Literasi Media adalah
kemampuan untuk mengkritik isi media dan memiliki pemahaman penuh tentang
realitas. Masyarakat harus memiliki kemampuan untuk mengakses media,
menganalisis isi media sesuai dengan konteks, mengkritik media massa, dan
menulis pesan mereka sendiri dalam berbagai bentuk dan jenis media. Literasi
Media, pada gilirannya, dapat menjadi langkah antisipatif dalam menghadapi
konflik serta menjaga perdamaian di suatu wilayah.
Perkembangan teknologi
informasi tanpa diikuti dengan penguatan kapasitas masyarakat dalam
mengkonsumsi media akhirnya akan berdampak buruk pada proses kebudayaan kita.

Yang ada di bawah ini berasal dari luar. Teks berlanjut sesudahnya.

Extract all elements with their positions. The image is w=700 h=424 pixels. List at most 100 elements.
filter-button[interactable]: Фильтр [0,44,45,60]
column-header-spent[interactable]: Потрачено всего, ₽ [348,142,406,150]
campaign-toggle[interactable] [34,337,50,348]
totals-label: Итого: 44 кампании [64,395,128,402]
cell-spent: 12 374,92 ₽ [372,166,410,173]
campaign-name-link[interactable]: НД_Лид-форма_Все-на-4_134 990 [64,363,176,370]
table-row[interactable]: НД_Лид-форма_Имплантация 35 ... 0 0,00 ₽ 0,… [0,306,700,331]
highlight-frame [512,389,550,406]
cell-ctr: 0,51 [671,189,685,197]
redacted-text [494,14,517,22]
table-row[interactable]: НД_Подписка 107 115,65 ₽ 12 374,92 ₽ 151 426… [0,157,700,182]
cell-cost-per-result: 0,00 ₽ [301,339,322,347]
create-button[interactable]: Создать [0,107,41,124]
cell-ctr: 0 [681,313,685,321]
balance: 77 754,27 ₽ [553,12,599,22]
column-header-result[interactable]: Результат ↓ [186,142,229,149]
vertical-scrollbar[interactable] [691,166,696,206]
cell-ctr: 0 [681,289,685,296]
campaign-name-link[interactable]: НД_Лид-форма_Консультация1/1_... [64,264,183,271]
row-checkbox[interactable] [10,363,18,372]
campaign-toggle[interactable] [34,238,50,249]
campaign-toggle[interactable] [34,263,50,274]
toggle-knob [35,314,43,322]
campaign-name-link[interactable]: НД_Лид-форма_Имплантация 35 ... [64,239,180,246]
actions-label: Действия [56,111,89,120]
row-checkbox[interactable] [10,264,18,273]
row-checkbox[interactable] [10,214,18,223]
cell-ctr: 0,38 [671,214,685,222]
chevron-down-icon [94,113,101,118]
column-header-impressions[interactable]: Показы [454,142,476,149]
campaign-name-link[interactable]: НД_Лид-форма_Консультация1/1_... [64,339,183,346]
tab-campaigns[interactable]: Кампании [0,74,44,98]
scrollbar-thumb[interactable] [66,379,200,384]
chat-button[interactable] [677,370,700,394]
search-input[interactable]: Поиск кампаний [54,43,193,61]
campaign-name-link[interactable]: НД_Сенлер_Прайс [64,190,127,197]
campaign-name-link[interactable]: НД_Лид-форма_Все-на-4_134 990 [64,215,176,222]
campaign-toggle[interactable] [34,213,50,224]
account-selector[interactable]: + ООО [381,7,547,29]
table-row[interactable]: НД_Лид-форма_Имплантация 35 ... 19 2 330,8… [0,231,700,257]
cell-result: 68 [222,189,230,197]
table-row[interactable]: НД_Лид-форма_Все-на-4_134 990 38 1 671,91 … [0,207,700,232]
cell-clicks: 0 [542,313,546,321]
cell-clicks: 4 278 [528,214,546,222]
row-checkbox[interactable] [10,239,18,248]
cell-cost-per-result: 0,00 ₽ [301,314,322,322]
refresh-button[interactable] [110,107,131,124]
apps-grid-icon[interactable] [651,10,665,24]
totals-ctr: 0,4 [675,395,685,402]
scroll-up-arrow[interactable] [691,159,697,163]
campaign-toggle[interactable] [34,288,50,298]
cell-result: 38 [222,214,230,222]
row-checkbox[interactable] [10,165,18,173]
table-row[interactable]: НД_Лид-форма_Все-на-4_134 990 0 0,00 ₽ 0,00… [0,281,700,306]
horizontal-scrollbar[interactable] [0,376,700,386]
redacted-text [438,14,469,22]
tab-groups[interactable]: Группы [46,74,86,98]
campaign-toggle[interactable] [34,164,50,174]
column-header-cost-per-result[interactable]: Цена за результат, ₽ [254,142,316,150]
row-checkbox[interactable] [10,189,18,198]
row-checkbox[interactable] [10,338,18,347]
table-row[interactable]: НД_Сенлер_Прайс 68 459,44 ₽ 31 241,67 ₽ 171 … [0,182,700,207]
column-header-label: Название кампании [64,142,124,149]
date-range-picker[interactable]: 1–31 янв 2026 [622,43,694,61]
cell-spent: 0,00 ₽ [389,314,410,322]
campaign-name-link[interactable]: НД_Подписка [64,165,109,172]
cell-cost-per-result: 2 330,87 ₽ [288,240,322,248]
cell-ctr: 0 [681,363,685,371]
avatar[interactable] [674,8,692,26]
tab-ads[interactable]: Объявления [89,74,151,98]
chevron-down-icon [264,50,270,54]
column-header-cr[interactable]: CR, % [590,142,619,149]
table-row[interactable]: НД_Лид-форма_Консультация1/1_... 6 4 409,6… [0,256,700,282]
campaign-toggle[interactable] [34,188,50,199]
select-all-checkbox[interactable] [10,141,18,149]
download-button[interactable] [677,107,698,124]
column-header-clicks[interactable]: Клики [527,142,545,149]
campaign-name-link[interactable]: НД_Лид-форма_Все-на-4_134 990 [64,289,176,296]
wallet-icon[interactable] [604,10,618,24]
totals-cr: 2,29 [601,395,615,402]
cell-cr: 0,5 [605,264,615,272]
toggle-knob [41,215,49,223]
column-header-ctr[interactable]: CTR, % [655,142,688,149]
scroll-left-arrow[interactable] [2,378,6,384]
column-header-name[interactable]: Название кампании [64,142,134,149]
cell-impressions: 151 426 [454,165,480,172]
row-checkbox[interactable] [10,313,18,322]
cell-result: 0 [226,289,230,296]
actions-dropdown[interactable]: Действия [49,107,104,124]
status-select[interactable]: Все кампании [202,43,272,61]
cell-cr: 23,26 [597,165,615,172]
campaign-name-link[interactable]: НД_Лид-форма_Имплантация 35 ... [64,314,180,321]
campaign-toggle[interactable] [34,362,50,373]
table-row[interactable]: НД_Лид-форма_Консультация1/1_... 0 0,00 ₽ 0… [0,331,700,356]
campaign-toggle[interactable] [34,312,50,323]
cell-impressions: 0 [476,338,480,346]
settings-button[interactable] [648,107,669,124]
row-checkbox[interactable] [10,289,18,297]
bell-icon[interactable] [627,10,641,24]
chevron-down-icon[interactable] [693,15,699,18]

Demikian pula dengan media, khususnya media penyiaran, kasus
Smackdown di Lativi pada tahun 2006 sebenarnya pada satu sisi menunjukkan
terlambatnya media memberikan literasi media. Ketika Lativi pada waktu itu
menyiarkan berbagai program bahwa acara Smackdown itu hiburan dan fiksional,
upaya tersebut sudah terlambat karena sudah menimbulkan banyak korban di
penonton anak-anak.
Dunia penyiaran merupakan
kumpulan orang-orang kreatif yang memiliki ideologi tinggi, tetapi media
penyiaran telah terkoptasi dalam industri kapital. Pertanda baik masih mungkin
kita gantungkan pada orang-orang tersebut, sebagai kehendak kearifan lokal yang
terus terjaga dari zaman ke zaman. Dunia tak lagi sempit, arus informasi telah
menerpa dari segala arah, komitmen lah yang diperlukan saat ini. Mari jadikan diri
kita sebagai filter-filter informasi. Semoga hari depan kita masih berbudaya luhur
dari proses intraksi sosial bukan berbudaya dari terpaan informasi global.